Über den Gesetzesentwurf, der kurzfristig vom Präsidium erarbeitet worden war und zur Beratung an die Ausschüsse überwiesen wurde, sollte noch am Freitag abgestimmt werden. Das Papier sieht weiter vor, alle Häftlinge, die durch die Strafermäßigung ihre Strafzeit abgesessen haben, bis zum 2. Oktober zu entlassen. Für Haftzeiten, die die Gefangenen über die vorgeschlagenen zwei Drittel hinaus schon verbüßt haben, ist keine Entschädigung vorgesehen. Bei mehreren Strafen soll die Verkürzung auf jede einzelne bezogen werden.

Unabhängig von der Strafermäßigung soll jeder Gefangene das Recht haben, die Überprüfung seines Urteils durch einen unabhängigen Ausschuß zu beantragen, wenn er vor dem 1. Juli dieses Jahres verurteilt wurde. Für die Überprüfung dieses Urteils sollten aber nicht diejenigen zuständig sein, die es gefällt hätten, sagte Höppner. Eine generelle Amnestie lehnte er ab.

Die zu lebenslänglicher Haft Verurteilten werden nach dem ab 3. Oktober geltenden bundesdeutschen Bestimmungen behandelt, erläuterte Höppner weiter. Ihr Urteil werde in eine fünfzehnjährige Haftstrafe umgewandelt. Deshalb seien die Lebenslänglichen nicht extra in das Gesetz aufgeommen worden.

Das Volkskammerpräsidium, das bis in die Nacht tagte, hat nach den Worten von Höppner inzwischen den Generalstaatsanwalt beauftragt, in denjenigen Fällen Haftaussetzung anzuordnen, in denen Personen länger als drei Monate in Untersuchungshaft sitzen. Nach drei Monaten, so Höppner, müsse der Prozeß eröffnet sein oder Haftaussetzung erfolgen.

Auf den Gesetzesentwurf der Volkskammer reagierten die Insassen der Untersuchungshaftanstalt Dresden mit Empörung.
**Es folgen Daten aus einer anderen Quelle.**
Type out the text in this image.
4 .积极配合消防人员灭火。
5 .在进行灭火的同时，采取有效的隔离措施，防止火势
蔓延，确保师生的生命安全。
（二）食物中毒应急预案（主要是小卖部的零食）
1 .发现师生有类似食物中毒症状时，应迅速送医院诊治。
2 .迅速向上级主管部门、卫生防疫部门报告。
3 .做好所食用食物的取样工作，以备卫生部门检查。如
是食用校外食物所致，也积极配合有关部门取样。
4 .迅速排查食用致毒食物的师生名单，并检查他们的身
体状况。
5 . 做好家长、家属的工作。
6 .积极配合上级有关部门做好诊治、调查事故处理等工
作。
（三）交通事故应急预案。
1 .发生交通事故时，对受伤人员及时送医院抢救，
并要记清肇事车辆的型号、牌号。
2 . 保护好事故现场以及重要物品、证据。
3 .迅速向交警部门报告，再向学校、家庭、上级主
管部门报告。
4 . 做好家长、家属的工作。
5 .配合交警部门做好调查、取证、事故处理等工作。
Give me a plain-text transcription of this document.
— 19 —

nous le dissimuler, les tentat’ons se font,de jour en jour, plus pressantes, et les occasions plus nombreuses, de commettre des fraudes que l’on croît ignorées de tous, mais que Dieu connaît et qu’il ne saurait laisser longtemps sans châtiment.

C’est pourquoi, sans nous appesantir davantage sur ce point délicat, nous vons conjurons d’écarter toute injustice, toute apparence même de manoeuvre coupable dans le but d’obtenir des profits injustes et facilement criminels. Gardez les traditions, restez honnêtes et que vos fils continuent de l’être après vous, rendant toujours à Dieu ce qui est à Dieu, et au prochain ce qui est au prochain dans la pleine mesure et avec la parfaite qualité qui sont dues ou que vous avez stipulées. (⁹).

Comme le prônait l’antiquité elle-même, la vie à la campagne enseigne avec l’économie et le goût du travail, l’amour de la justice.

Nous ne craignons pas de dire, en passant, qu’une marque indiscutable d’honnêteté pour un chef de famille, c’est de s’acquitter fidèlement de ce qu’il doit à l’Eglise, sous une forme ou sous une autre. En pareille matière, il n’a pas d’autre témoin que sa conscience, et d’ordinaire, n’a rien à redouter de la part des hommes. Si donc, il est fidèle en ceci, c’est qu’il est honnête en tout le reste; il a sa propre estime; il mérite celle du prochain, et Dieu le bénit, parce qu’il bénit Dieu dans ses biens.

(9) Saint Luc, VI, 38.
In einer über den Rundfunk verbreiteten Erklärung kritisierten die Gefangenen, die 40jährige Terrorjustiz habe die Menschen zu Straftätern gemacht. Die Antwort darauf könne nur der Erlaß sämtlicher Strafen sein, zitierte die Nachrichtenagentur 'adn‘ aus der Stellungnahme. Was im Falle eines anderen Beschlusses passiere, sei noch nicht abzusehen.

Volkskammerpräsidentin Sabine Bergmann-Pohl hatte zu Wochenbeginn die Beratungen über eine Teilamnestie als Reaktion auf die Gefangenenproteste in mehreren Städten angekündigt. Eine generelle Amnestie, wie sie die Häftlinge fordern, lehnte die Regierung jedoch zugleich ab. Auf Wunsch der zuständigen DDR-Stellen waren Strafvollzugsexperten und Richter aus der BRD nach Ost-Berlin gereist, um die technischen und rechtlichen Probleme zu erörtern.